Thinking few-shot teaches the model. It does not. The model is exactly the same after the prompt as before. Few-shot cues an existing capability; it does not install a new one. If you find yourself wanting the model to “remember” something across sessions, that is an application-design problem, not a prompting problem.

Thinking more examples are always better. Past the third or fourth example, returns diminish quickly. Past ten, you may actively confuse the model or overfit it to a narrow pattern. The right number is the smallest number that makes the pattern unambiguous.

Mistaking a format pattern for a rule. Few-shot is reliable when your examples convey a stable format. It is less reliable when your examples are supposed to convey a complex rule that the model has to infer. If the rule is hard to infer, write it out. Prompts that combine an explicit instruction with one or two illustrative examples usually outperform pure-example prompts on hard tasks.

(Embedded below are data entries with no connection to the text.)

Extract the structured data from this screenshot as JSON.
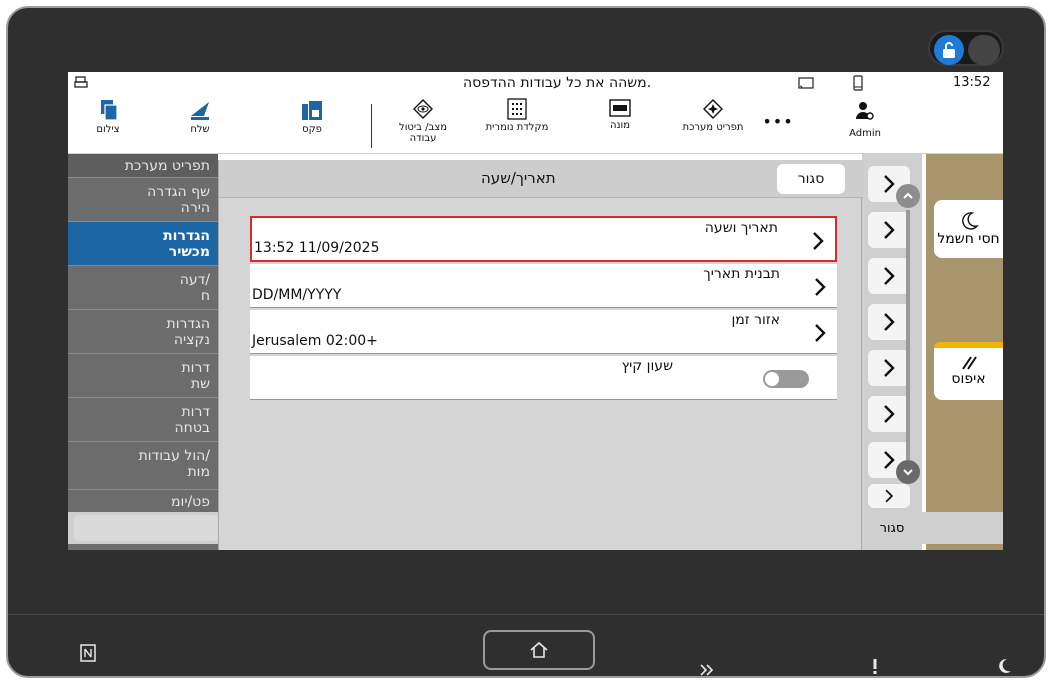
{
  "status": {
    "message": "משהה את כל עבודות ההדפסה.",
    "time": "13:52"
  },
  "toolbar": {
    "items": [
      {
        "label": "צילום",
        "icon": "copy-icon"
      },
      {
        "label": "שלח",
        "icon": "send-icon"
      },
      {
        "label": "פקס",
        "icon": "fax-icon"
      },
      {
        "label": "מצב/ ביטול עבודה",
        "icon": "eye-icon"
      },
      {
        "label": "מקלדת נומרית",
        "icon": "keypad-icon"
      },
      {
        "label": "מונה",
        "icon": "counter-icon"
      },
      {
        "label": "תפריט מערכת",
        "icon": "system-menu-icon"
      },
      {
        "label": "Admin",
        "icon": "admin-icon"
      }
    ],
    "more": "•••"
  },
  "left_panel": {
    "items": [
      {
        "label": "תפריט מערכת"
      },
      {
        "label": "שף הגדרה\nהירה"
      },
      {
        "label": "הגדרות\nמכשיר"
      },
      {
        "label": "דעה/\nח"
      },
      {
        "label": "הגדרות\nנקציה"
      },
      {
        "label": "דרות\nשת"
      },
      {
        "label": "דרות\nבטחה"
      },
      {
        "label": "הול עבודות/\nמות"
      },
      {
        "label": "פט/יומ"
      }
    ]
  },
  "dialog": {
    "title": "תאריך/שעה",
    "close_label": "סגור",
    "rows": [
      {
        "label": "תאריך ושעה",
        "value": "13:52 11/09/2025"
      },
      {
        "label": "תבנית תאריך",
        "value": "DD/MM/YYYY"
      },
      {
        "label": "אזור זמן",
        "value": "Jerusalem 02:00+"
      },
      {
        "label": "שעון קיץ",
        "value": ""
      }
    ],
    "dst_on": false
  },
  "side": {
    "sleep_label": "חסי חשמל",
    "reset_label": "איפוס",
    "bottom_close": "סגור"
  },
  "colors": {
    "accent": "#1b66a3",
    "highlight_border": "#d62c2c",
    "reset_accent": "#f0b400"
  }
}
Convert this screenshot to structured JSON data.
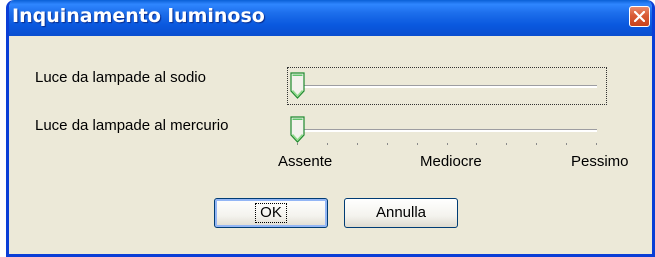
{
  "dialog": {
    "title": "Inquinamento luminoso",
    "close_icon": "close-icon"
  },
  "sliders": [
    {
      "label": "Luce da lampade al sodio",
      "value": 0,
      "focused": true
    },
    {
      "label": "Luce da lampade al mercurio",
      "value": 0,
      "focused": false
    }
  ],
  "scale": {
    "min_label": "Assente",
    "mid_label": "Mediocre",
    "max_label": "Pessimo"
  },
  "buttons": {
    "ok_label": "OK",
    "cancel_label": "Annulla"
  },
  "colors": {
    "titlebar": "#1d6fec",
    "window_bg": "#ece9d8",
    "close_button": "#d95a34",
    "button_border": "#003c74"
  }
}
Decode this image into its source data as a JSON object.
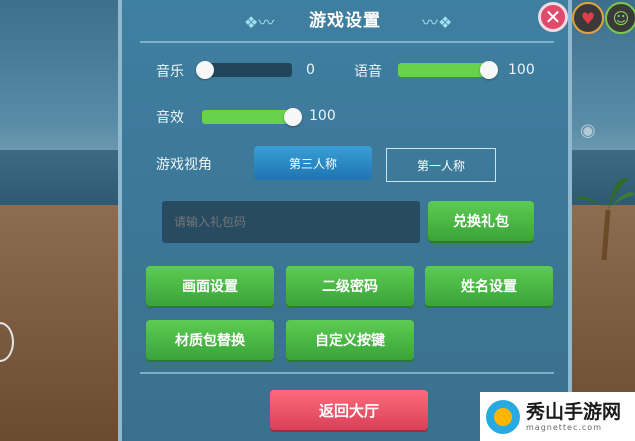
{
  "title": "游戏设置",
  "music": {
    "label": "音乐",
    "value": "0",
    "level": 0
  },
  "voice": {
    "label": "语音",
    "value": "100",
    "level": 1
  },
  "sfx": {
    "label": "音效",
    "value": "100",
    "level": 1
  },
  "camera": {
    "label": "游戏视角",
    "options": [
      "第三人称",
      "第一人称"
    ],
    "selected": "第三人称"
  },
  "gift": {
    "placeholder": "请输入礼包码",
    "button": "兑换礼包"
  },
  "buttons": {
    "graphics": "画面设置",
    "password": "二级密码",
    "name": "姓名设置",
    "texture": "材质包替换",
    "keys": "自定义按键",
    "back": "返回大厅"
  },
  "watermark": {
    "title": "秀山手游网",
    "sub": "magnettec.com"
  },
  "colors": {
    "accent_green": "#5dcc52",
    "accent_red": "#e04a6c",
    "panel": "#3c7797"
  }
}
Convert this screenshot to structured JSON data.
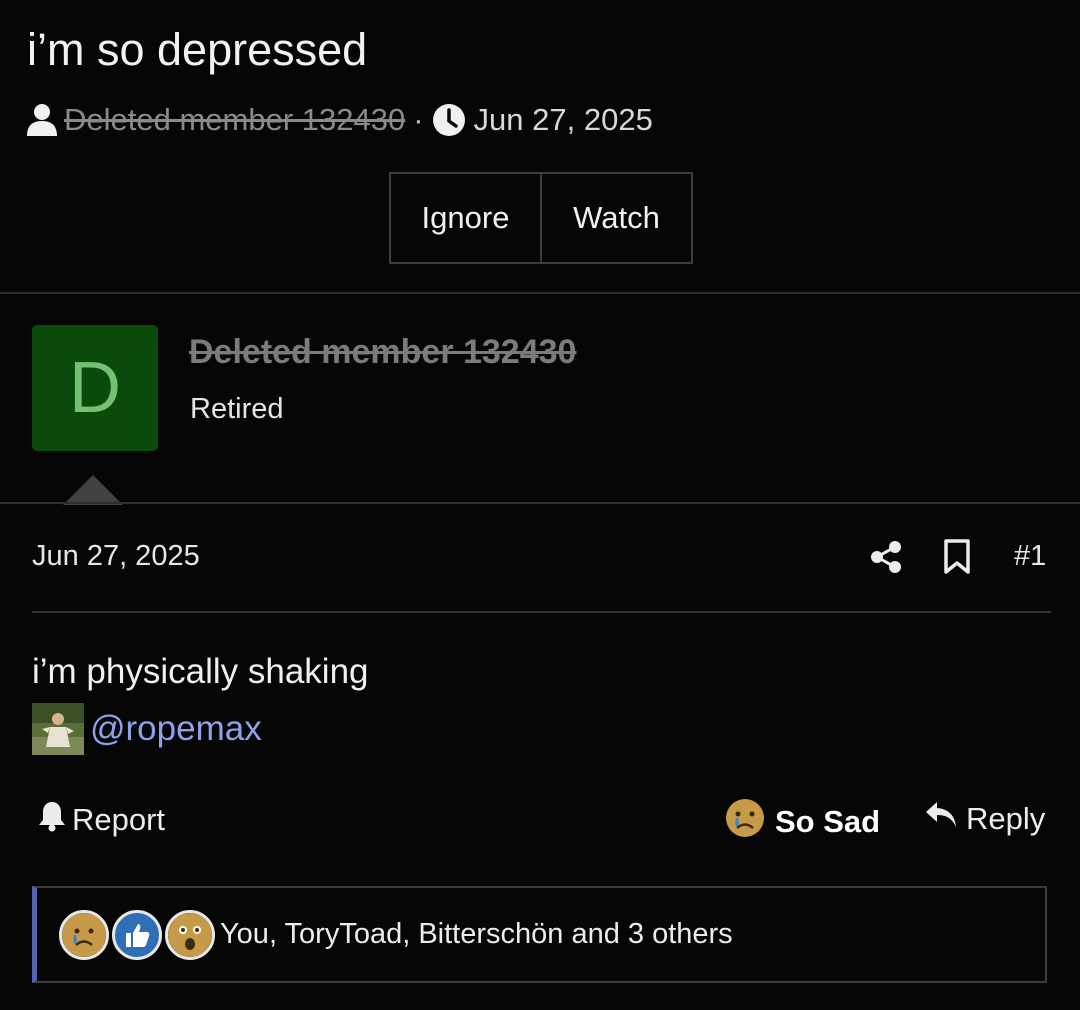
{
  "thread": {
    "title": "i’m so depressed",
    "author": "Deleted member 132430",
    "separator": "·",
    "date": "Jun 27, 2025",
    "buttons": {
      "ignore": "Ignore",
      "watch": "Watch"
    }
  },
  "post": {
    "avatar_letter": "D",
    "username": "Deleted member 132430",
    "user_title": "Retired",
    "date": "Jun 27, 2025",
    "number": "#1",
    "body_text": "i’m physically shaking",
    "mention": "@ropemax",
    "actions": {
      "report": "Report",
      "reaction": "So Sad",
      "reply": "Reply"
    },
    "reactions_summary": "You, ToryToad, Bitterschön and 3 others"
  },
  "colors": {
    "background": "#060606",
    "avatar_bg": "#0a4a0a",
    "avatar_letter": "#74c174",
    "mention": "#8fa1e8",
    "reactions_accent": "#5563b0"
  },
  "icons": [
    "user-icon",
    "clock-icon",
    "share-icon",
    "bookmark-icon",
    "bell-icon",
    "sad-emoji-icon",
    "reply-icon",
    "like-icon",
    "wow-icon"
  ]
}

  • In-context learning means using the prompt to shape the model’s immediate behavior. Weights do not change. The “learning” is local to one inference call.
  • Zero-shot, one-shot, few-shot. The vocabulary distinguishes how many demonstrations you include. The conceptually important shift is from zero to nonzero examples.
  • Few-shot works because pretrained LLMs internalize many patterns during training. Examples in the prompt help the model select which pattern to invoke. They cannot create knowledge the model does not already have.
  • Three to five clean, diverse, representative examples is the typical sweet spot. Format consistently. Place the real query last. Watch for accidental patterns the model could lock onto.
  • For complex reasoning tasks, an explicit instruction may outperform pure few-shot. Modern reasoning models can sometimes do better with a written-out rule than with examples. The next lesson covers chain-of-thought, which picks up the multi-step-reasoning thread.

The model is frozen. The prompt is not.
Examples in the prompt cue patterns the model already knows.
Zero-shot when the task is clear, few-shot when zero-shot is unreliable, instructions when the rule is hard to infer.